Early December saw CEO Brett Cairns resign in a shock exit. He cited “personal reasons” for his departure after 14 years with the firm. 

“It was a sudden resignation but there was no tension at all between Brett and me,” says Douglass.

Douglass has also experienced scrutiny after separating from his wife, Alexandra. 

However, in a statement issued on the same day as Cairns’ resignation, the couple addressed media speculation by saying they had no intention of selling any shares in the company. 

“I remain totally committed to the business and its future,” says Douglas. “Alex and I would like to thank our family and friends for their incredible support and we would ask people to respect our family’s privacy moving forward.”

What brokers think

While today's price plunge may denote more bad news on the horizon, the jury's out on what's in store for the group in 2022.

Intelligent Investor reminds investors that the group remains hugely profitable.

Intelligent investor notes, while the risks of lower FUM and lower profits have grown, the valuation now also anticipates further negative news flow.

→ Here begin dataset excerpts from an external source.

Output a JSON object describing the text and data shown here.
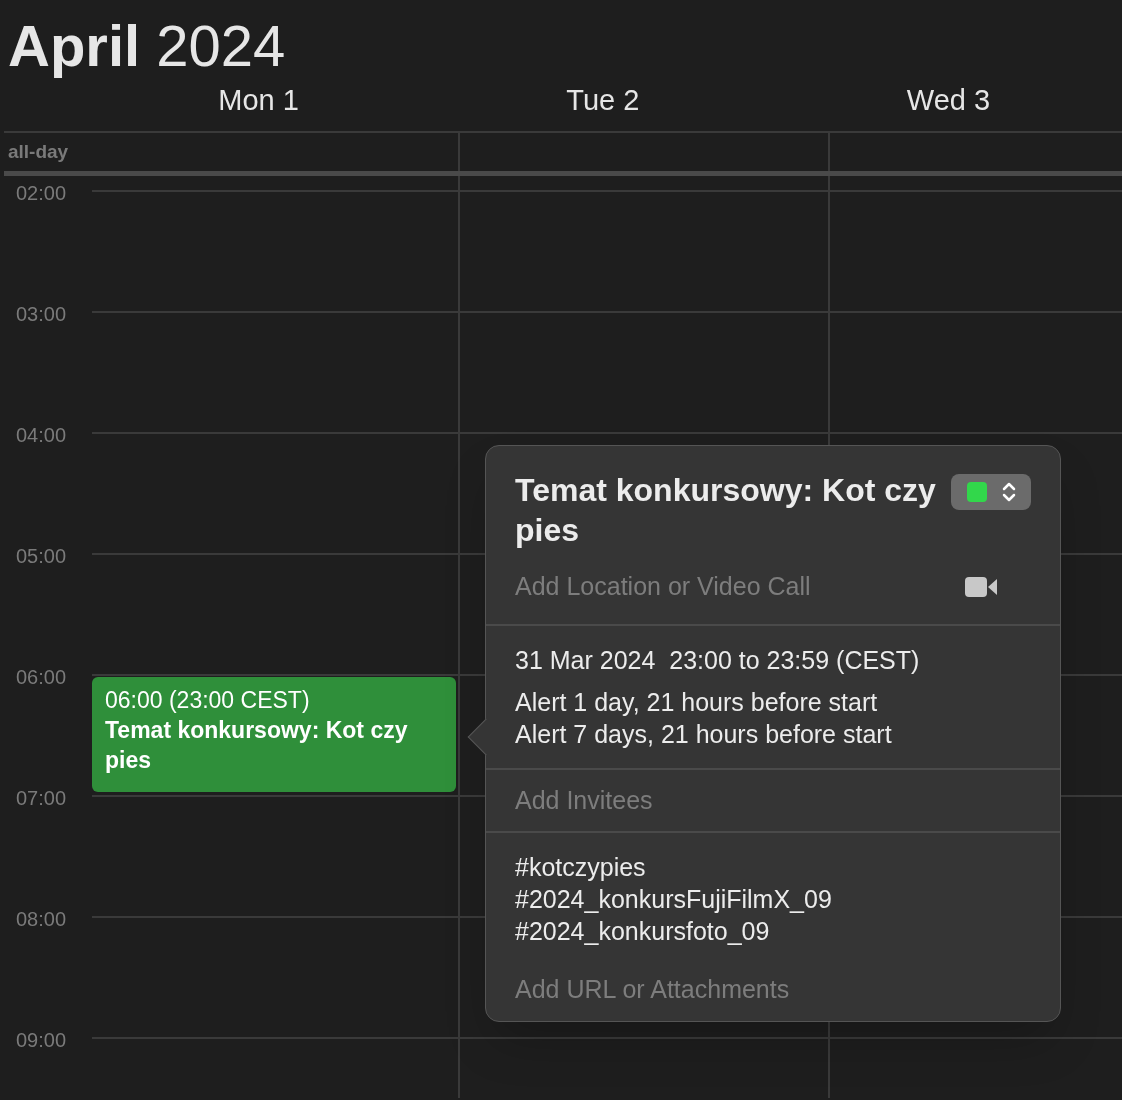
{
  "header": {
    "month": "April",
    "year": "2024"
  },
  "days": [
    {
      "label": "Mon 1"
    },
    {
      "label": "Tue 2"
    },
    {
      "label": "Wed 3"
    }
  ],
  "all_day_label": "all-day",
  "hours": [
    "02:00",
    "03:00",
    "04:00",
    "05:00",
    "06:00",
    "07:00",
    "08:00",
    "09:00"
  ],
  "event": {
    "time": "06:00 (23:00 CEST)",
    "title": "Temat konkursowy: Kot czy pies",
    "color": "#2f8f3a"
  },
  "popover": {
    "title": "Temat konkursowy: Kot czy pies",
    "calendar": {
      "color": "#32d74b"
    },
    "location_placeholder": "Add Location or Video Call",
    "date_line": "31 Mar 2024  23:00 to 23:59 (CEST)",
    "alerts": [
      "Alert 1 day, 21 hours before start",
      "Alert 7 days, 21 hours before start"
    ],
    "invitees_placeholder": "Add Invitees",
    "notes": [
      "#kotczypies",
      "#2024_konkursFujiFilmX_09",
      "#2024_konkursfoto_09"
    ],
    "url_placeholder": "Add URL or Attachments"
  }
}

While Moran Stanley's current target price is $29.30 (Underweight rating), the broker believes the group could de-rate and head towards the broker's $17.00 bear-case valuation.

The broker estimates around 75% of funds under management (FUM) are at risk of suffering lumpy institutional outflows.

Broker consensus is Hold.

Based on Morningstar's fair value (dated 18 December), of $42.34 the stock is significantly undervalued.